Concierto con sones tibetanos, en La Cepeda

Alberto Bidarra ofrece el próximo sábado 27 de septiembre a las 20 horas un concierto de cuencos tibetanos en el Centro Rural de Formación y descanso Lamadretierra, en Villamejil.

Los cuencos tibetanos son unos de los instrumentos más antiguos utilizados para el diagnóstico y sanación por pueblos himalayas.

Villamejil, 24 de septiembre de 2014
Al concierto, que forma parte del curso de Yoga Aéreo y Vinyasa que tendrá lugar este fin de semana, 26, 27 y 28 en el Centro Lamadretierra, se podrá acceder previa reserva de plazas en el Tlf: 629274475 ó en el email: hola@lamadretierra.es. El precio es de 10 euros y la duración 1h 30 minutos.

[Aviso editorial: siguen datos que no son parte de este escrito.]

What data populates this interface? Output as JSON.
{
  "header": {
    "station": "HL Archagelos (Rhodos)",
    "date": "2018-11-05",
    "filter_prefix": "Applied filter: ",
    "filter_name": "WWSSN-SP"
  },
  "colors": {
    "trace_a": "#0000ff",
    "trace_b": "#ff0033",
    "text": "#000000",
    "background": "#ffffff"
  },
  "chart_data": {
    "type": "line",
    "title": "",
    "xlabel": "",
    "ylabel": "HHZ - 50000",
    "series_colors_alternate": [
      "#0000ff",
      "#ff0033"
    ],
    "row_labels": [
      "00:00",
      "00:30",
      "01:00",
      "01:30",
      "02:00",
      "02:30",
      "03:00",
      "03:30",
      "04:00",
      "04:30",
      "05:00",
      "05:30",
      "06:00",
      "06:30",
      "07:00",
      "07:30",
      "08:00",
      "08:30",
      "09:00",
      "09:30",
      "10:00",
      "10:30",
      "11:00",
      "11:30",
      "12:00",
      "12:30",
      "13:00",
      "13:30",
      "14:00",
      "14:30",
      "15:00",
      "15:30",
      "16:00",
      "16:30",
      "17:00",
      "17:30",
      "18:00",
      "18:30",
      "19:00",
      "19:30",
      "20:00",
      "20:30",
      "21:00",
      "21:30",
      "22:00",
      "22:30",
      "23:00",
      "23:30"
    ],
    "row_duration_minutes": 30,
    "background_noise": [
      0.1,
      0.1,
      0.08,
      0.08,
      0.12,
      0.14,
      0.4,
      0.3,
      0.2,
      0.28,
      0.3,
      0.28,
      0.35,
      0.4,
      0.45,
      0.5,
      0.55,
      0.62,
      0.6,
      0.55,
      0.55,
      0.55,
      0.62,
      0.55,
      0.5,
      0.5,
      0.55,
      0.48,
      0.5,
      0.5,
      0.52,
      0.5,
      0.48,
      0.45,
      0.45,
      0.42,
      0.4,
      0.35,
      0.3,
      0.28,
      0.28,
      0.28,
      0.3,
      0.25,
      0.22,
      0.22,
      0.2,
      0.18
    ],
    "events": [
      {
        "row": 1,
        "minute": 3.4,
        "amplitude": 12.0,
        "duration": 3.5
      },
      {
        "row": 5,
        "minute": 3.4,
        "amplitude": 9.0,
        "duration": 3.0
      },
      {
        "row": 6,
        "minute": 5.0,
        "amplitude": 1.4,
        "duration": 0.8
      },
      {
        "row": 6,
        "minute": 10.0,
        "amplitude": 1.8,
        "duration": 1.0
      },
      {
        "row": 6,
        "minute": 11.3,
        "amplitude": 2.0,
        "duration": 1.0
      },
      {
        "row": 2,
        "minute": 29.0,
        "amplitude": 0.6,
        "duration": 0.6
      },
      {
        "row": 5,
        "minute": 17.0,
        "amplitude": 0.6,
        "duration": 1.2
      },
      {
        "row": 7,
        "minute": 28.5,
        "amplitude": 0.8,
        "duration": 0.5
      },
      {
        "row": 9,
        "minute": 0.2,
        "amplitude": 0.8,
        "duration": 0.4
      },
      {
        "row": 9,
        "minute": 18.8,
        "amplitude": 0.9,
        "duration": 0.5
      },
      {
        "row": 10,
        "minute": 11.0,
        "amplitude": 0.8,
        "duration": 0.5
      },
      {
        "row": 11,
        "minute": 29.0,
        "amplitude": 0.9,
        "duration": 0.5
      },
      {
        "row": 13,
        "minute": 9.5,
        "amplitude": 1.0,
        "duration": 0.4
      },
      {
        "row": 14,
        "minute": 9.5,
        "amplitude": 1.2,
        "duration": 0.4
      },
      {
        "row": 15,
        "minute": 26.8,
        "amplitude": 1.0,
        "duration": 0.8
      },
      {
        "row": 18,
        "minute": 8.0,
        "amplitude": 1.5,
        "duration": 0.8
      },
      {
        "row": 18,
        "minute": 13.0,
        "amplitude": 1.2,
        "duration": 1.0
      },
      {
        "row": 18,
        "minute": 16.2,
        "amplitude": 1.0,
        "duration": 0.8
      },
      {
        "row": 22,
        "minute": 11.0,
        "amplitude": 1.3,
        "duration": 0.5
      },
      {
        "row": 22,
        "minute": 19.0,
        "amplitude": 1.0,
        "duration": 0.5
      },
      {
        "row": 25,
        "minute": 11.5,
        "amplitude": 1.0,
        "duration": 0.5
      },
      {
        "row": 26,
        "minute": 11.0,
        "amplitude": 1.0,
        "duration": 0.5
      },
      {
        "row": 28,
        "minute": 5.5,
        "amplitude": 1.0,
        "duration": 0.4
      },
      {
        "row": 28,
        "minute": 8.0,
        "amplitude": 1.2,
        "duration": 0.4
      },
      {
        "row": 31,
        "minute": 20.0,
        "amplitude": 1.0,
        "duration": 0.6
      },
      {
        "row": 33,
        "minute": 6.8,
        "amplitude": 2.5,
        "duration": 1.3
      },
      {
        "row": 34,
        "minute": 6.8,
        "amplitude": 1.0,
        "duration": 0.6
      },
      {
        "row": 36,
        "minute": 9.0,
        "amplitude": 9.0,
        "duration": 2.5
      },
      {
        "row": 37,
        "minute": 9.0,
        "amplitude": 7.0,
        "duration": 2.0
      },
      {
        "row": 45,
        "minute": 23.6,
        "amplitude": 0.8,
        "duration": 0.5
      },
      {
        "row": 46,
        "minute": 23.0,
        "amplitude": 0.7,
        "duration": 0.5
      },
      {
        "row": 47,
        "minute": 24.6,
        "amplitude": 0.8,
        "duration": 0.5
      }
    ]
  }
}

Bidarra buscará crear un espacio para el descanso y la escucha de las diferentes sonoridades de los cuencos tibetanos, el gong, la flauta nativa, el monocorde y el canto armónico entre otros. El aforo es limitado.

Según informa el propio Alberto Bidarra, estos instrumentos con los que se presentará en el concierto, son utilizados por diferentes culturas con fines de armonización y relajación. Asegura que a través de ellos es posible experimentar la sensación de descanso en el cuerpo.

Alberto Bidarra (Guarda, 1977) es psicólogo con una larga experiencia con personas discapacitadas. Hace ya dos años que este portugués comenzó a realizar terapia con el sonido de los cuencos tibetanos.

Según el experto, ”Desde hace millares de años el sonido forma parte del conocimiento del hombre como instrumento lúdico, de investigación y de comunicación. En muchas culturas se han utilizado sus efectos en la sanación. Los cuencos tibetanos son unos de los instrumentos más antiguos (más de 4.000 años), utilizados para el diagnóstico y sanación por pueblos himalayas.

Varias investigaciones actuales – añade- exploran los beneficios del sonido y vibración en el cuerpo humano. Se ha constatado la influencia positiva que tiene sobre el estado de la persona. También los efectos positivos que tiene cuando se emplea en personas que sufren desequilibrios físicos, emocionales o intelectuales.

Colocados sobre la persona tumbada, las vibraciones que emiten los cuencos actúan a un nivel celular para regenerar el equilibrio de los diferentes órganos. A nivel cerebral aumenta la producción de endorfinas y la creación de ondas propias de los estados en los que nos encontramos más relajados. Son muy efectivos para depresiones, estrés o estados de ansiedad, afirma el experto.